While the U.S. loses manufacturing jobs by the millions each year, the White House is proposing a 60 percent funding cut for the Manufacturing Extension Partnership, a program with a proven track record in helping manufacturers modernize, increase productivity, and create and retain jobs.
And even as members of the current administration encourage corporations to outsource American jobs to other countries, the proposed budget would cut the Trade Adjustment Assistance program that retrains workers who lose their jobs because of our trade laws.
While China continues to increase its share of U.S. imports and expand its practice of routinely violating trade laws, the proposed budget eliminates a China-specific trade enforcement and compliance program that Congress enacted in an effort to keep them in line.
The Bush administration’s proposed budget cuts two vital program areas so significantly that we could see workers and low-income families fighting each other for scarce funds.
The proposed budget calls for more than $550 million in real dollar cuts to Workforce Investment Act (WIA) and Employment Service (ES) programs. These two funding categories oversee a wide variety of job training and labor exchange programs, including vocational-technical training, employment services for unemployed workers, and vocational rehabilitation programs.
Since 2001, the Bush administration has asked Congress to slash nearly $2 billion in real dollars from these two program areas. The most recent round of cuts would force unemployed workers and poor children just entering the labor market to compete with each other for government programs to help them get training and find jobs.

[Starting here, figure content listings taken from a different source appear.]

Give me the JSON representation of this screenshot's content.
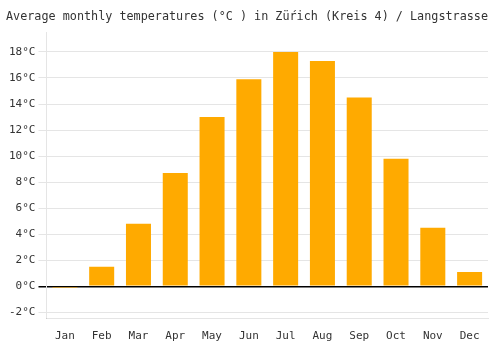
{
  "chart_data": {
    "type": "bar",
    "title": "Average monthly temperatures (°C ) in Züŕich (Kreis 4) / Langstrasse",
    "categories": [
      "Jan",
      "Feb",
      "Mar",
      "Apr",
      "May",
      "Jun",
      "Jul",
      "Aug",
      "Sep",
      "Oct",
      "Nov",
      "Dec"
    ],
    "values": [
      -0.1,
      1.5,
      4.8,
      8.7,
      13.0,
      15.9,
      18.0,
      17.3,
      14.5,
      9.8,
      4.5,
      1.1
    ],
    "color": "#FFAA00",
    "ylim": [
      -2.5,
      19.5
    ],
    "yticks": [
      {
        "value": -2,
        "label": "-2°C"
      },
      {
        "value": 0,
        "label": "0°C"
      },
      {
        "value": 2,
        "label": "2°C"
      },
      {
        "value": 4,
        "label": "4°C"
      },
      {
        "value": 6,
        "label": "6°C"
      },
      {
        "value": 8,
        "label": "8°C"
      },
      {
        "value": 10,
        "label": "10°C"
      },
      {
        "value": 12,
        "label": "12°C"
      },
      {
        "value": 14,
        "label": "14°C"
      },
      {
        "value": 16,
        "label": "16°C"
      },
      {
        "value": 18,
        "label": "18°C"
      }
    ],
    "grid": true
  }
}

Social “insecurity” takes center stage
WHAT THE PROPOSED budget does not do is reassure working families regarding the two problems they most frequently identify as being serious concerns: healthcare and retirement.
Despite soaring health care costs for employers and workers alike, next year’s budget does nothing to shore up employer-based health care, which serves roughly two-thirds of insured Americans. And while states report huge increases in Medicaid spending that threaten their state budgets, the White House’s proposed budget calls for slashing Medicaid funding for states by $45 billion.

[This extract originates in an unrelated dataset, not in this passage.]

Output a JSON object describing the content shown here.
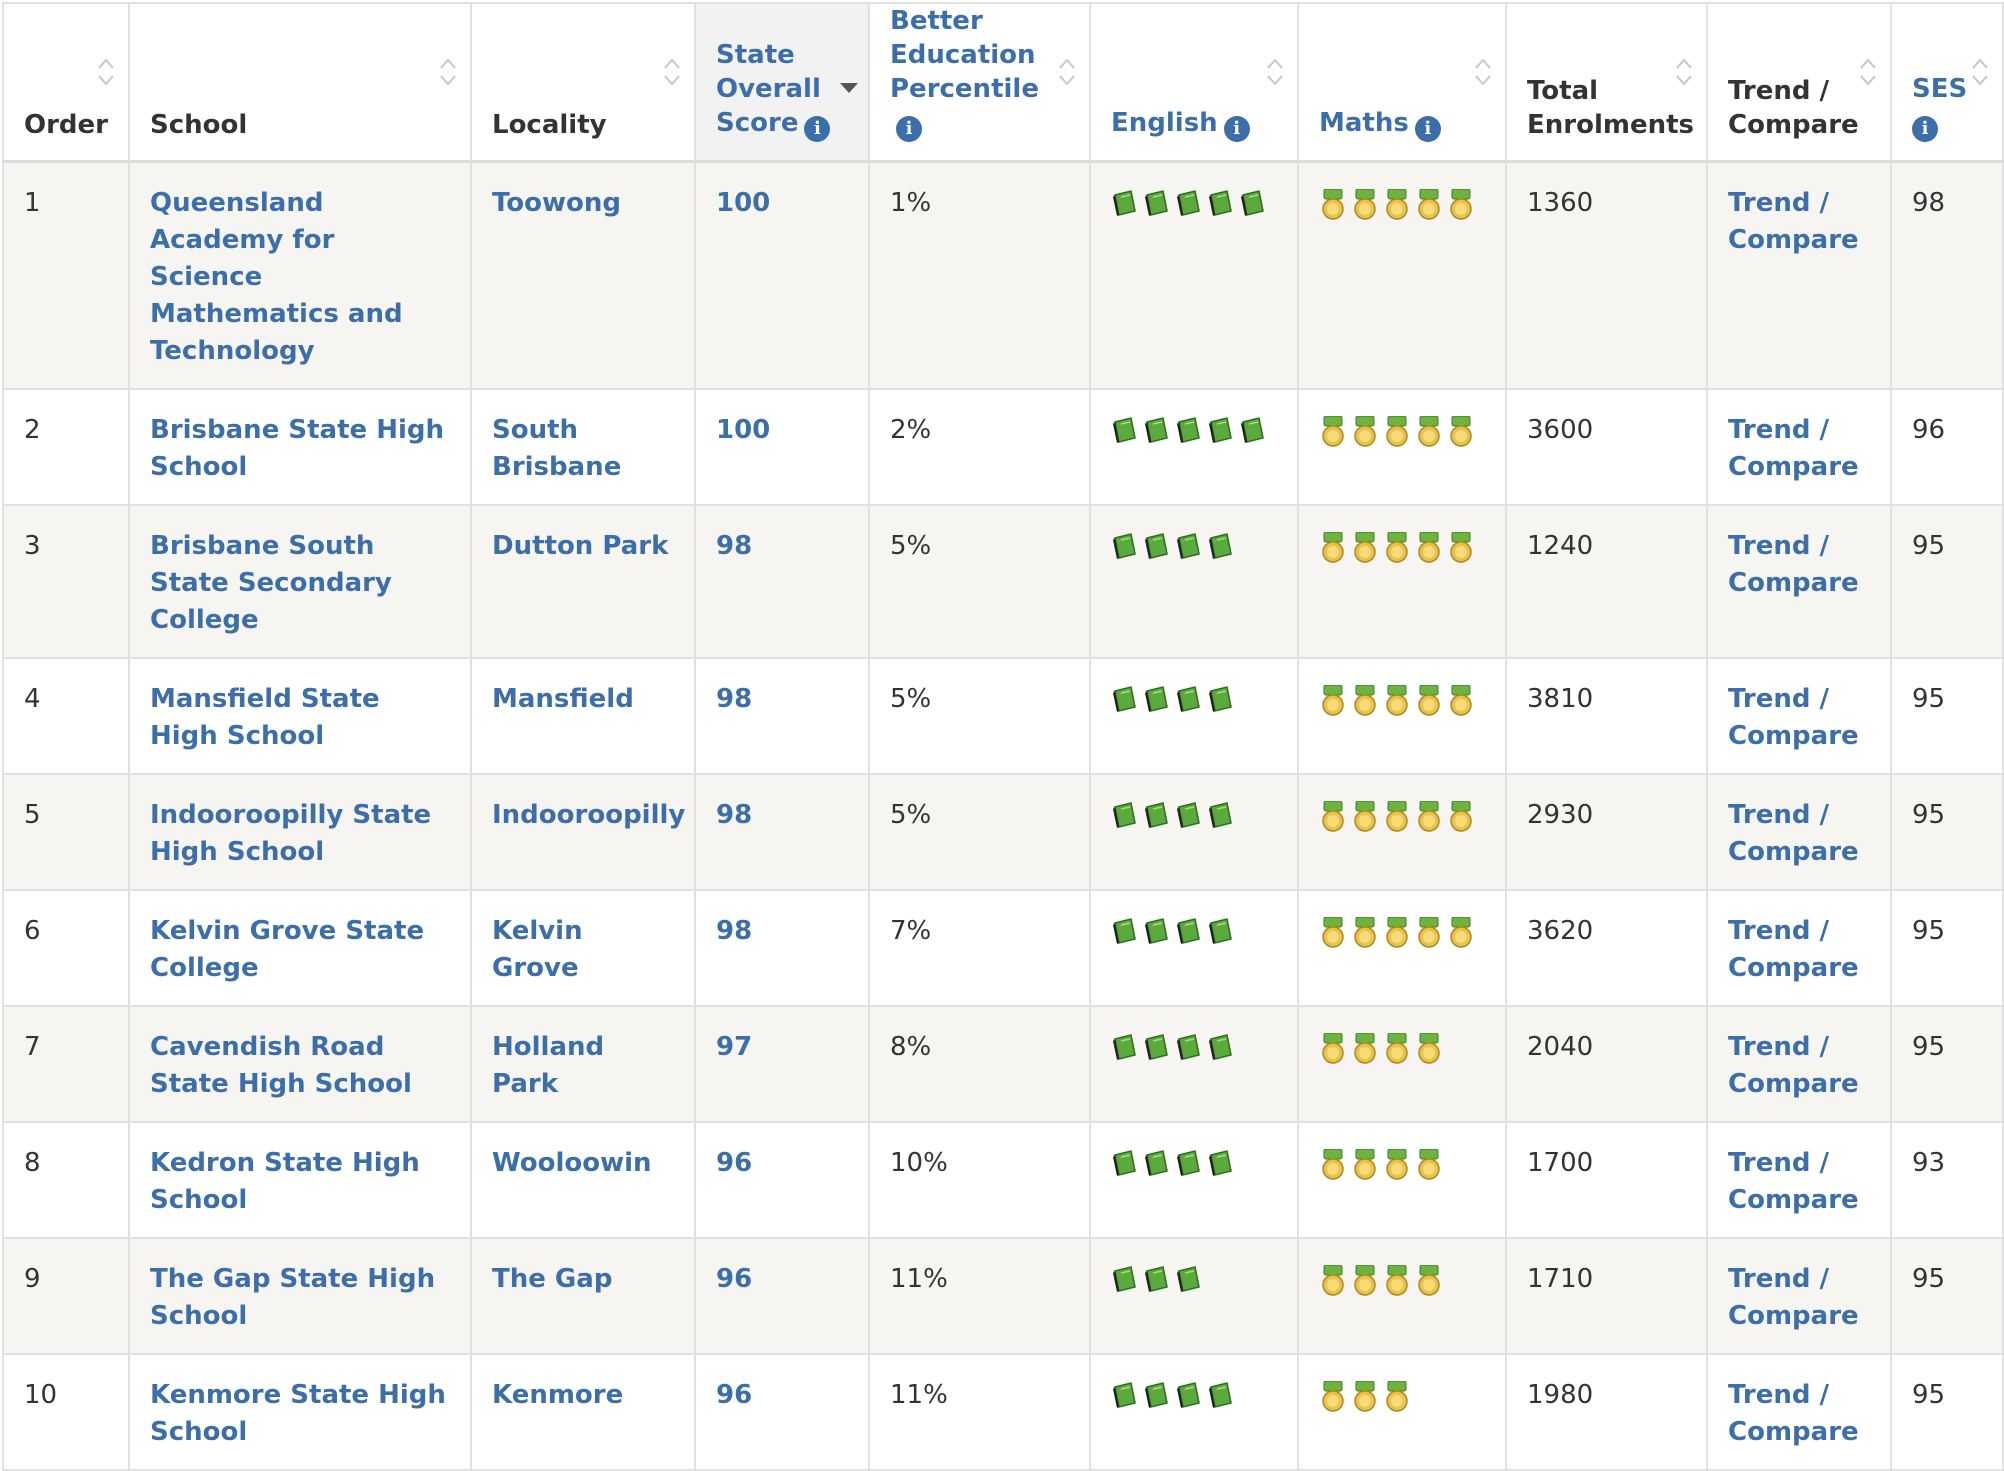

The budget’s only nod to our country’s mammoth healthcare funding crisis is a proposal to expand Health Savings Accounts (HSA) and to offer health care tax credits. HSAs are a poor substitute for healthcare insurance. They rely on taxpayers being able to predict their healthcare costs a year in advance, leaving workers vulnerable to catastrophic losses when they experience an unexpected medical problem.

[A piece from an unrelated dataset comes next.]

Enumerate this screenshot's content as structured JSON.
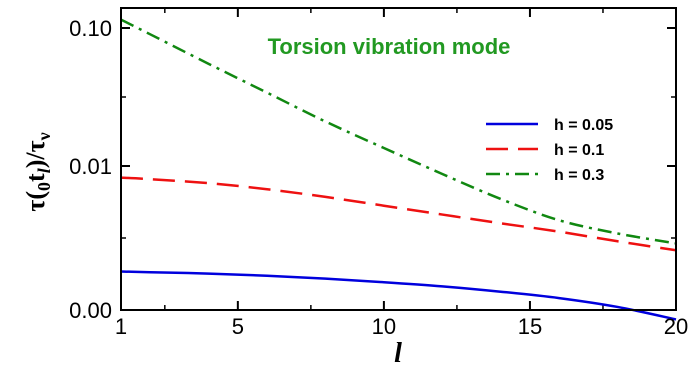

And while anyone with medical bills will welcome a tax credit of equal size, few people pay taxes equal to the hundreds of thousands of dollars that any complex surgery costs. These people would need to re-mortgage their homes, borrow heavily, or simply pass up the life-preserving medical treatment in question. No one should be asked to make such a choice.
Even veterans hospitals would get less funding under the proposed budget. While new injured veterans return from Iraq every day and the White House eyes other countries to attack, the proposed budget grants VA hospitals less in 2010 than this year. But it is when the proposed budget turns to retirement income that we see how radical and reckless it is. It begins with a plan to privatize Social Security, a plan that has been widely criticized as radical, risky, and expensive — not just by Democrats, but also by key Republicans. And the budget goes on to propose undermining pension protections for workers by cutting federal pension guarantees, outlawing benefits that help workers in the event of a plant shutdown, and restricting the benefits that workers can earn at companies with financial difficulties.
Icing on the cake: more rewards for tax avoiders
TOGETHER, THE BUDGET’S inadequate funding for healthcare and retirement programs creates a level of social “insecurity” we have not experienced for decades. The Bush administration justifies these cuts in the name of “fiscal discipline.” They are necessary, the logic goes, in order to reduce the deficit.
But while the proposed budget cuts funding for programs that help workers, it rewards corporations with tax incentives that do not suggest “fiscal discipline,” but giveaways.
In the years 2001-2003, 82 of America’s largest and most profitable corporations paid no federal income tax in at least one year. Twenty-eight enjoyed negative tax rates — they got money from the federal government — despite enjoying U.S. profits of $44.9 billion.
The White House and Congress need to recognize that workers impact the economy at least as much as corporations do. When workers feel uncertain about the future, the economy suffers. Funding federal programs that reduce financial insecurity can stimulate the economy and reduce the deficit.